The staffer was Ryan P. McAvoy, listed last July by Quartz as a “Staff Assistant” in the Trump administration. The piece of White House stationery that he left at a bus stop featured his ProtonMail address and passwords, which The Intercept confirmed were authentic.

McAvoy did not respond to requests for comment.

ProtonMail is an encrypted email service, which could raise questions for some as to why a White House staffer would feel the need to use such a service. The address and passwords being revealed come just days after House Democrats renewed their calls for scrutiny of the usage of encrypted messaging apps by members of the Trump team in the face of Republicans on the House Intelligence Committee, moving to end that body’s Russia investigation.

To the president’s glee, Republicans on that committee announced recently that they had concluded the interview portion of their investigation and would be moving ahead with the creation of a final report, releasing preliminary findings that completely cleared the president in the meantime.

The president issued a belligerent all caps Twitter message after House Republicans revealed their determination, writing:

‘THE HOUSE INTELLIGENCE COMMITTEE HAS, AFTER A 14 MONTH LONG IN-DEPTH INVESTIGATION, FOUND NO EVIDENCE OF COLLUSION OR COORDINATION BETWEEN THE TRUMP CAMPAIGN AND RUSSIA TO INFLUENCE THE 2016 PRESIDENTIAL ELECTION.’

Even though House Republicans on the committee assert that the president is clear, Democrats on the committee have made their belief otherwise evident.

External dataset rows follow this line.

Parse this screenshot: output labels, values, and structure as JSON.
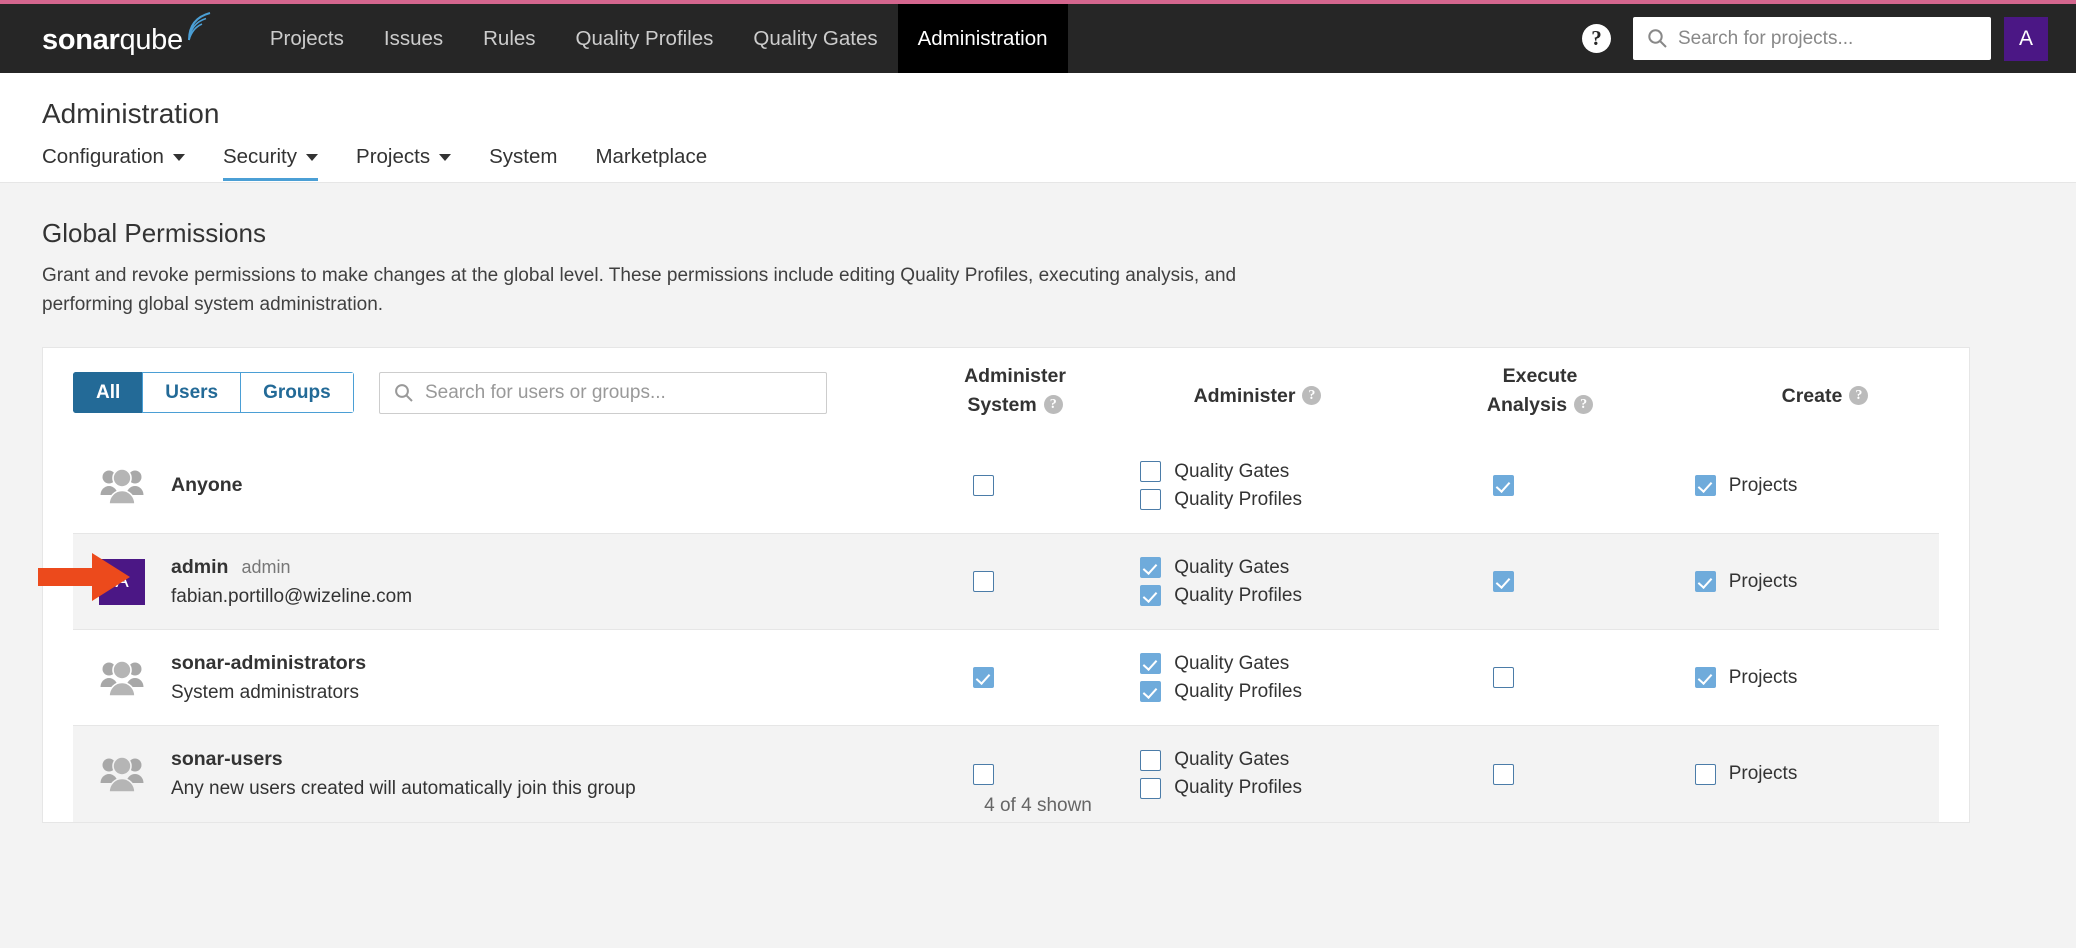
{
  "navbar": {
    "brand_bold": "sonar",
    "brand_light": "qube",
    "links": [
      {
        "label": "Projects",
        "active": false
      },
      {
        "label": "Issues",
        "active": false
      },
      {
        "label": "Rules",
        "active": false
      },
      {
        "label": "Quality Profiles",
        "active": false
      },
      {
        "label": "Quality Gates",
        "active": false
      },
      {
        "label": "Administration",
        "active": true
      }
    ],
    "help_icon": "help-icon",
    "search_icon": "search-icon",
    "search_placeholder": "Search for projects...",
    "avatar_initial": "A",
    "avatar_color": "#4b1785",
    "top_stripe_color": "#d4668e"
  },
  "page": {
    "title": "Administration",
    "tabs": [
      {
        "label": "Configuration",
        "has_caret": true,
        "active": false
      },
      {
        "label": "Security",
        "has_caret": true,
        "active": true
      },
      {
        "label": "Projects",
        "has_caret": true,
        "active": false
      },
      {
        "label": "System",
        "has_caret": false,
        "active": false
      },
      {
        "label": "Marketplace",
        "has_caret": false,
        "active": false
      }
    ],
    "active_tab_underline_color": "#4b9fd5"
  },
  "section": {
    "heading": "Global Permissions",
    "description": "Grant and revoke permissions to make changes at the global level. These permissions include editing Quality Profiles, executing analysis, and performing global system administration."
  },
  "toolbar": {
    "filters": [
      {
        "label": "All",
        "active": true
      },
      {
        "label": "Users",
        "active": false
      },
      {
        "label": "Groups",
        "active": false
      }
    ],
    "search_icon": "search-icon",
    "search_placeholder": "Search for users or groups..."
  },
  "columns": [
    {
      "key": "administer_system",
      "line1": "Administer",
      "line2": "System",
      "help": true
    },
    {
      "key": "administer",
      "line1": "Administer",
      "line2": "",
      "help": true
    },
    {
      "key": "execute_analysis",
      "line1": "Execute",
      "line2": "Analysis",
      "help": true
    },
    {
      "key": "create",
      "line1": "Create",
      "line2": "",
      "help": true
    }
  ],
  "rows": [
    {
      "type": "group",
      "icon": "group-icon",
      "name": "Anyone",
      "subtitle": "",
      "login": "",
      "highlighted": false,
      "administer_system": false,
      "administer": [
        {
          "label": "Quality Gates",
          "checked": false
        },
        {
          "label": "Quality Profiles",
          "checked": false
        }
      ],
      "execute_analysis": true,
      "create": [
        {
          "label": "Projects",
          "checked": true
        }
      ]
    },
    {
      "type": "user",
      "icon": "user-avatar",
      "avatar_initial": "A",
      "name": "admin",
      "login": "admin",
      "subtitle": "fabian.portillo@wizeline.com",
      "highlighted": true,
      "administer_system": false,
      "administer": [
        {
          "label": "Quality Gates",
          "checked": true
        },
        {
          "label": "Quality Profiles",
          "checked": true
        }
      ],
      "execute_analysis": true,
      "create": [
        {
          "label": "Projects",
          "checked": true
        }
      ]
    },
    {
      "type": "group",
      "icon": "group-icon",
      "name": "sonar-administrators",
      "login": "",
      "subtitle": "System administrators",
      "highlighted": false,
      "administer_system": true,
      "administer": [
        {
          "label": "Quality Gates",
          "checked": true
        },
        {
          "label": "Quality Profiles",
          "checked": true
        }
      ],
      "execute_analysis": false,
      "create": [
        {
          "label": "Projects",
          "checked": true
        }
      ]
    },
    {
      "type": "group",
      "icon": "group-icon",
      "name": "sonar-users",
      "login": "",
      "subtitle": "Any new users created will automatically join this group",
      "highlighted": true,
      "administer_system": false,
      "administer": [
        {
          "label": "Quality Gates",
          "checked": false
        },
        {
          "label": "Quality Profiles",
          "checked": false
        }
      ],
      "execute_analysis": false,
      "create": [
        {
          "label": "Projects",
          "checked": false
        }
      ]
    }
  ],
  "footer": {
    "count_text": "4 of 4 shown"
  },
  "annotation": {
    "arrow": "right-arrow-annotation",
    "color": "#ec4a1c"
  }
}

In a memo released Wednesday describing the lines of inquiry they still believe to be open, House Democrats called for “all messaging applications that Mr. [Jared] Kushner used during the campaign as well as the presidential transition, including but not limited to SMS, iMessage, Whatsapp, Facebook Messenger, Signal, Slack, Instagram, and Snapchat” to be revealed.

Although the Democrats floated the idea of issuing subpoenas to interests like WhatsApp, somewhat like ProtonMail, the Facebook-owned messaging service offers end-to-end encryption, which would likely make most message data meaningless to any third party.

The issues with and concern over the Trump team’s usage of technology come after the president has spent considerable time going after Hillary Clinton for her own supposedly corrupt usage of a private email server while in government office, continuing those attacks even after she was cleared. Ironically, multiple Trump officials have also been found to have used private emails in office.